Rather, the calculations that go into whether a witness should invoke their Fifth Amendment privilege during civil depositions are themselves complex. If the witness testifies at the civil deposition only later to invoke that privilege in a subsequent criminal trial against them, then the witness runs the risk of being found unavailable and the transcript coming in under Federal Rules of Evidence 804(b)(1) or 804(b)(3), . . . or more simply under Federal Rule of Evidence 801(d)(2). . . . If instead the witness is a party and invokes their Fifth Amendment privilege during the civil deposition, then they risk an adverse inference being drawn against them in the civil trial that follows.. . . .
These kinds of decisions are for the witness to make, presumably with advice from counsel.

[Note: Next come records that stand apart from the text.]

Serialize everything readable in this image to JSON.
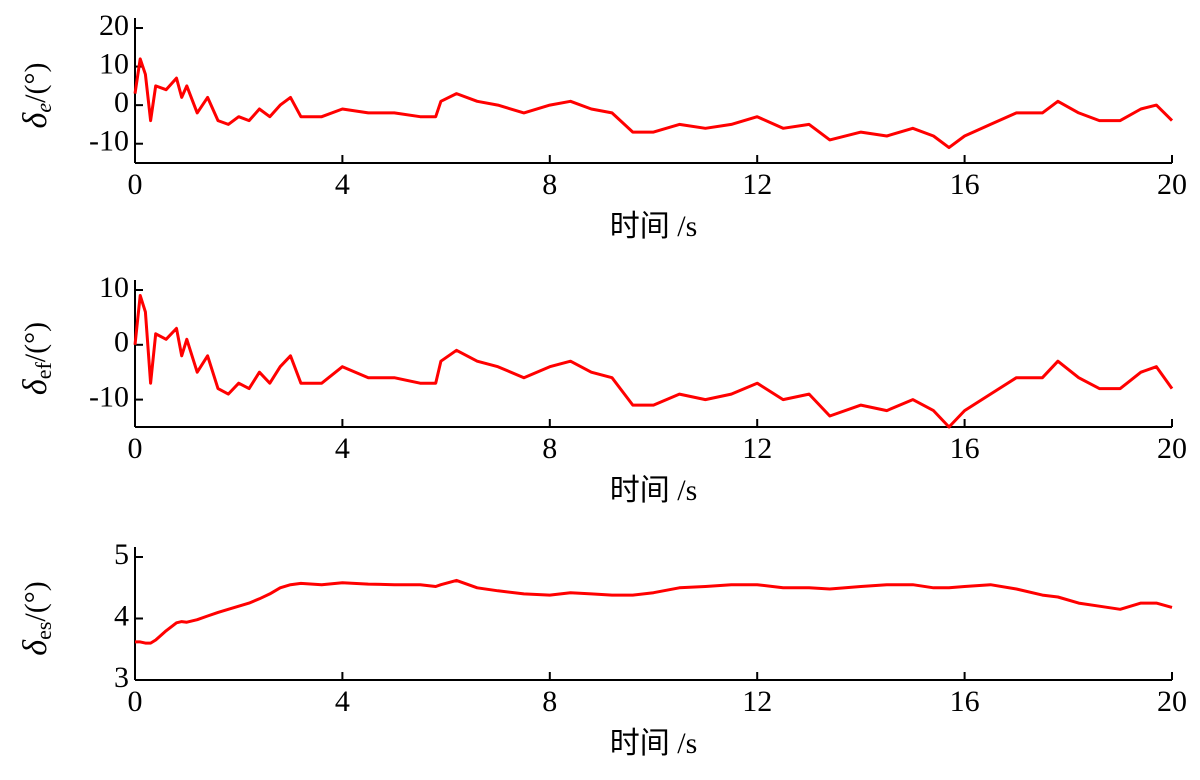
{
  "chart_data": [
    {
      "type": "line",
      "ylabel_symbol": "δ",
      "ylabel_subscript": "e",
      "ylabel_unit": "/(°)",
      "xlabel": "时间 /s",
      "xlim": [
        0,
        20
      ],
      "xticks": [
        0,
        4,
        8,
        12,
        16,
        20
      ],
      "ylim": [
        -15,
        20
      ],
      "yticks": [
        -10,
        0,
        10,
        20
      ],
      "x": [
        0,
        0.1,
        0.2,
        0.3,
        0.4,
        0.6,
        0.8,
        0.9,
        1.0,
        1.2,
        1.4,
        1.6,
        1.8,
        2.0,
        2.2,
        2.4,
        2.6,
        2.8,
        3.0,
        3.2,
        3.6,
        4.0,
        4.5,
        5.0,
        5.5,
        5.8,
        5.9,
        6.2,
        6.6,
        7.0,
        7.5,
        8.0,
        8.4,
        8.8,
        9.2,
        9.6,
        10.0,
        10.5,
        11.0,
        11.5,
        12.0,
        12.5,
        13.0,
        13.4,
        14.0,
        14.5,
        15.0,
        15.4,
        15.7,
        16.0,
        16.5,
        17.0,
        17.5,
        17.8,
        18.2,
        18.6,
        19.0,
        19.4,
        19.7,
        20.0
      ],
      "series": [
        {
          "color": "#ff0000",
          "values": [
            3,
            12,
            8,
            -4,
            5,
            4,
            7,
            2,
            5,
            -2,
            2,
            -4,
            -5,
            -3,
            -4,
            -1,
            -3,
            0,
            2,
            -3,
            -3,
            -1,
            -2,
            -2,
            -3,
            -3,
            1,
            3,
            1,
            0,
            -2,
            0,
            1,
            -1,
            -2,
            -7,
            -7,
            -5,
            -6,
            -5,
            -3,
            -6,
            -5,
            -9,
            -7,
            -8,
            -6,
            -8,
            -11,
            -8,
            -5,
            -2,
            -2,
            1,
            -2,
            -4,
            -4,
            -1,
            0,
            -4
          ]
        }
      ]
    },
    {
      "type": "line",
      "ylabel_symbol": "δ",
      "ylabel_subscript": "ef",
      "ylabel_unit": "/(°)",
      "xlabel": "时间 /s",
      "xlim": [
        0,
        20
      ],
      "xticks": [
        0,
        4,
        8,
        12,
        16,
        20
      ],
      "ylim": [
        -15,
        10
      ],
      "yticks": [
        -10,
        0,
        10
      ],
      "x": [
        0,
        0.1,
        0.2,
        0.3,
        0.4,
        0.6,
        0.8,
        0.9,
        1.0,
        1.2,
        1.4,
        1.6,
        1.8,
        2.0,
        2.2,
        2.4,
        2.6,
        2.8,
        3.0,
        3.2,
        3.6,
        4.0,
        4.5,
        5.0,
        5.5,
        5.8,
        5.9,
        6.2,
        6.6,
        7.0,
        7.5,
        8.0,
        8.4,
        8.8,
        9.2,
        9.6,
        10.0,
        10.5,
        11.0,
        11.5,
        12.0,
        12.5,
        13.0,
        13.4,
        14.0,
        14.5,
        15.0,
        15.4,
        15.7,
        16.0,
        16.5,
        17.0,
        17.5,
        17.8,
        18.2,
        18.6,
        19.0,
        19.4,
        19.7,
        20.0
      ],
      "series": [
        {
          "color": "#ff0000",
          "values": [
            0,
            9,
            6,
            -7,
            2,
            1,
            3,
            -2,
            1,
            -5,
            -2,
            -8,
            -9,
            -7,
            -8,
            -5,
            -7,
            -4,
            -2,
            -7,
            -7,
            -4,
            -6,
            -6,
            -7,
            -7,
            -3,
            -1,
            -3,
            -4,
            -6,
            -4,
            -3,
            -5,
            -6,
            -11,
            -11,
            -9,
            -10,
            -9,
            -7,
            -10,
            -9,
            -13,
            -11,
            -12,
            -10,
            -12,
            -15,
            -12,
            -9,
            -6,
            -6,
            -3,
            -6,
            -8,
            -8,
            -5,
            -4,
            -8
          ]
        }
      ]
    },
    {
      "type": "line",
      "ylabel_symbol": "δ",
      "ylabel_subscript": "es",
      "ylabel_unit": "/(°)",
      "xlabel": "时间 /s",
      "xlim": [
        0,
        20
      ],
      "xticks": [
        0,
        4,
        8,
        12,
        16,
        20
      ],
      "ylim": [
        3,
        5
      ],
      "yticks": [
        3,
        4,
        5
      ],
      "x": [
        0,
        0.1,
        0.2,
        0.3,
        0.4,
        0.6,
        0.8,
        0.9,
        1.0,
        1.2,
        1.4,
        1.6,
        1.8,
        2.0,
        2.2,
        2.4,
        2.6,
        2.8,
        3.0,
        3.2,
        3.6,
        4.0,
        4.5,
        5.0,
        5.5,
        5.8,
        5.9,
        6.2,
        6.6,
        7.0,
        7.5,
        8.0,
        8.4,
        8.8,
        9.2,
        9.6,
        10.0,
        10.5,
        11.0,
        11.5,
        12.0,
        12.5,
        13.0,
        13.4,
        14.0,
        14.5,
        15.0,
        15.4,
        15.7,
        16.0,
        16.5,
        17.0,
        17.5,
        17.8,
        18.2,
        18.6,
        19.0,
        19.4,
        19.7,
        20.0
      ],
      "series": [
        {
          "color": "#ff0000",
          "values": [
            3.62,
            3.62,
            3.6,
            3.6,
            3.65,
            3.8,
            3.93,
            3.95,
            3.94,
            3.98,
            4.04,
            4.1,
            4.15,
            4.2,
            4.25,
            4.32,
            4.4,
            4.5,
            4.55,
            4.57,
            4.55,
            4.58,
            4.56,
            4.55,
            4.55,
            4.52,
            4.55,
            4.62,
            4.5,
            4.45,
            4.4,
            4.38,
            4.42,
            4.4,
            4.38,
            4.38,
            4.42,
            4.5,
            4.52,
            4.55,
            4.55,
            4.5,
            4.5,
            4.48,
            4.52,
            4.55,
            4.55,
            4.5,
            4.5,
            4.52,
            4.55,
            4.48,
            4.38,
            4.35,
            4.25,
            4.2,
            4.15,
            4.25,
            4.25,
            4.18
          ]
        }
      ]
    }
  ]
}
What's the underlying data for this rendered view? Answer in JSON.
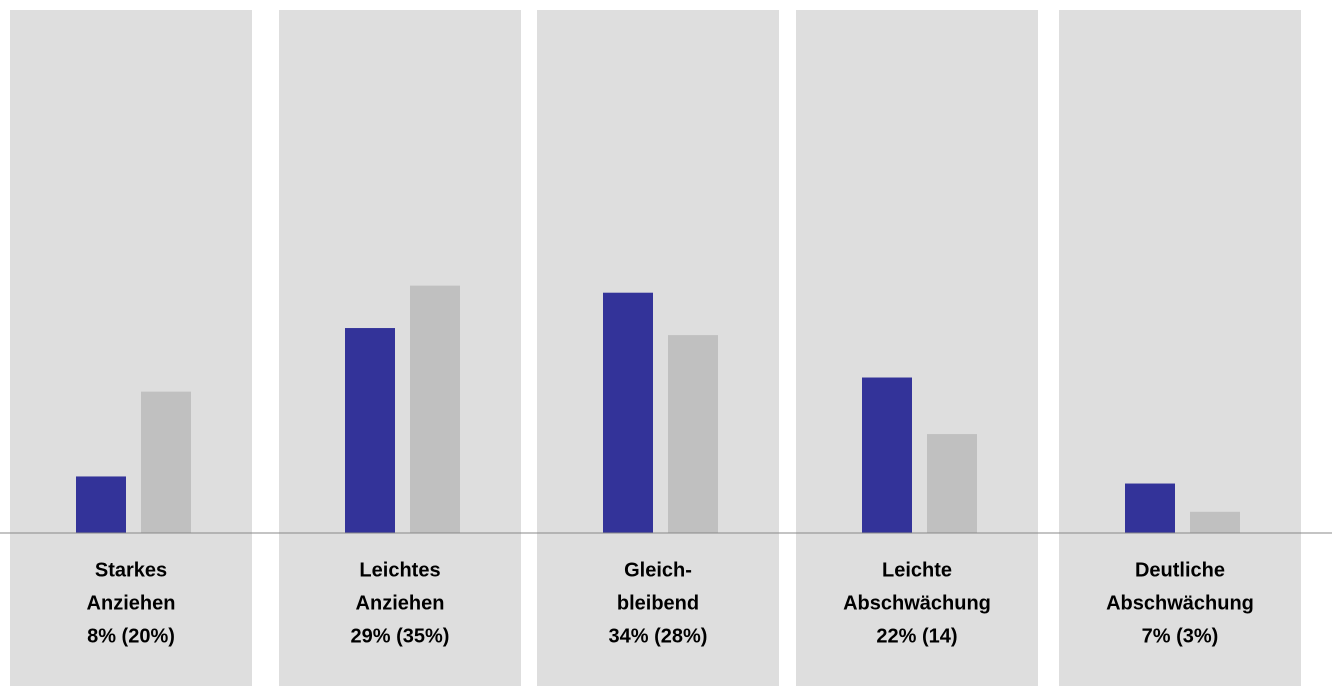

Once the decisions are made, it is not my prerogative at this stage to reweigh the risks and rewards that attend them. Rather, “[t]hese choices have consequences.” Microfinancial, Inc., 385 F.3d at 78. This court must discern what the law demands those consequences to be. In the present case, I believe the effects are that the appellants waived their Fifth Amendment privileges in their depositions on the subjects to which they testified, and these waivers apply also for the civil trial for which the appellants were deposed.
At bottom, our choices have consequences. The appellants decided to waive their privileges against self-incrimination at their depositions despite knowing that their testimony could be self-incriminating and that criminal investigations into the Crisis were ongoing. They understood the purpose for which they gave their deposition testimony. And yet still they chose not to invoke the privilege against self-incrimination. For the foregoing reasons, I would hold the appellants to their choices. Because the district court did not err in determining that the appellants waived their Fifth Amendment privileges, I would affirm. I respectfully dissent.